Decreases in biodiversity are exacerbated by habitat loss, fragmentation

Species richness and biodiversity are important indicators of a thriving ecosystem, and habitat loss both hurts population numbers and decreases the number of different species that live in a particular area.

Both fragmentation and habitat loss are some of the main drivers of decreases in biodiversity, but a new study has shown that the damage is actually double what was previously realized.

Researchers from the German Centre for Integrative Biodiversity Research and Martin Luther University Halle-Wittenberg found that if a species goes extinct due to the loss of a patch of fragmented habitat, species in neighboring patches also decline.

The reason for these drops is because populations in fragmented habitats cannot travel the vast distances between habitat fragments to recover their populations.

Picture a road winding through a forest or a highway cutting through grasslands as an example of habitat fragmentation. Human activities and climate are both degrading and shrinking habitats, and species are having a hard time adapting to their shrinking world.

In a new study published in the journal Ecology Letters, the researchers reviewed data on the Seewinkel region of Eastern Austria which is home to multiple shallow saline ponds.

Referred to as soda pans, the ponds are small shallow ponds that are fed by groundwater and precipitation and which easily dry out.  Populations of invertebrate zooplankton inhabit these ponds, and in the 1950s there were more than 110 soda pans with around 64 species.

Soda pans in the Seewinkel region, Image Credit: Zsófia Horváth

In 2010, the number of ponds decreased to around 30 and only 47 species remained, meaning that 17 species had gone extinct in the region.

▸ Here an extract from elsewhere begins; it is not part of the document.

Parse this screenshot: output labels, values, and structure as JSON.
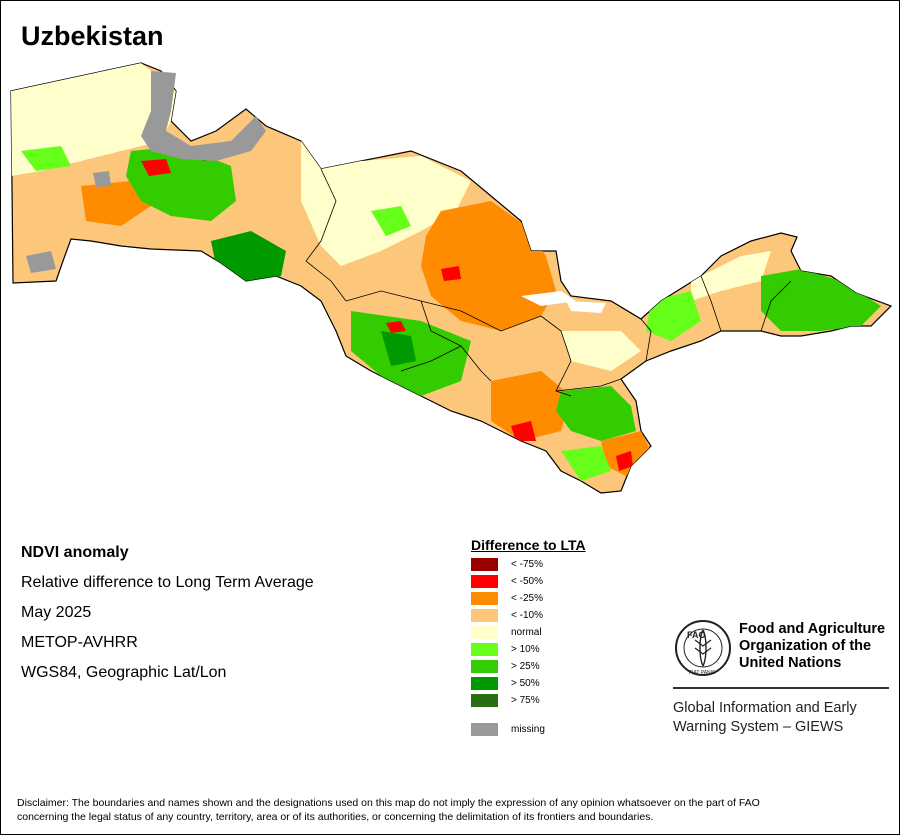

The researchers say that only four species should have been lost given the circumstances, but for some reason, the number of species that disappeared was quite high.

“Even if we had not taken into account the number of soda pans, but rather their area, we would have expected a decline of only nine species,” said Jonathan Chase, the senior author of the study.

After ruling out habitat degradation, the researchers knew that there must be another explanation behind the declines.

“So there must be another factor on landscape-scale which is responsible for the extinction of these species in this region,” said Zsófia Horváth, the first author of the study.

According to the researchers, the answer is fragmentation. The disappearing soda pans meant there were growing distances between soda pans and the zooplankton species were no longer able to readily colonize a new pond or patch.

“That species disappear locally happens again and again,” said Chase. “But if they have no possibility to repopulate habitat patches, it becomes a problem.”

It’s been long thought that habitat fragmentation disrupts metacommunities of organisms that are distributed through multiple habitat patches, but this study is the first to conclusively show how and why this occurs.

“This is important because this effect can now be taken more into consideration in future modeling – for example, when calculating expected losses of biodiversity when habitat is lost,” said Chase.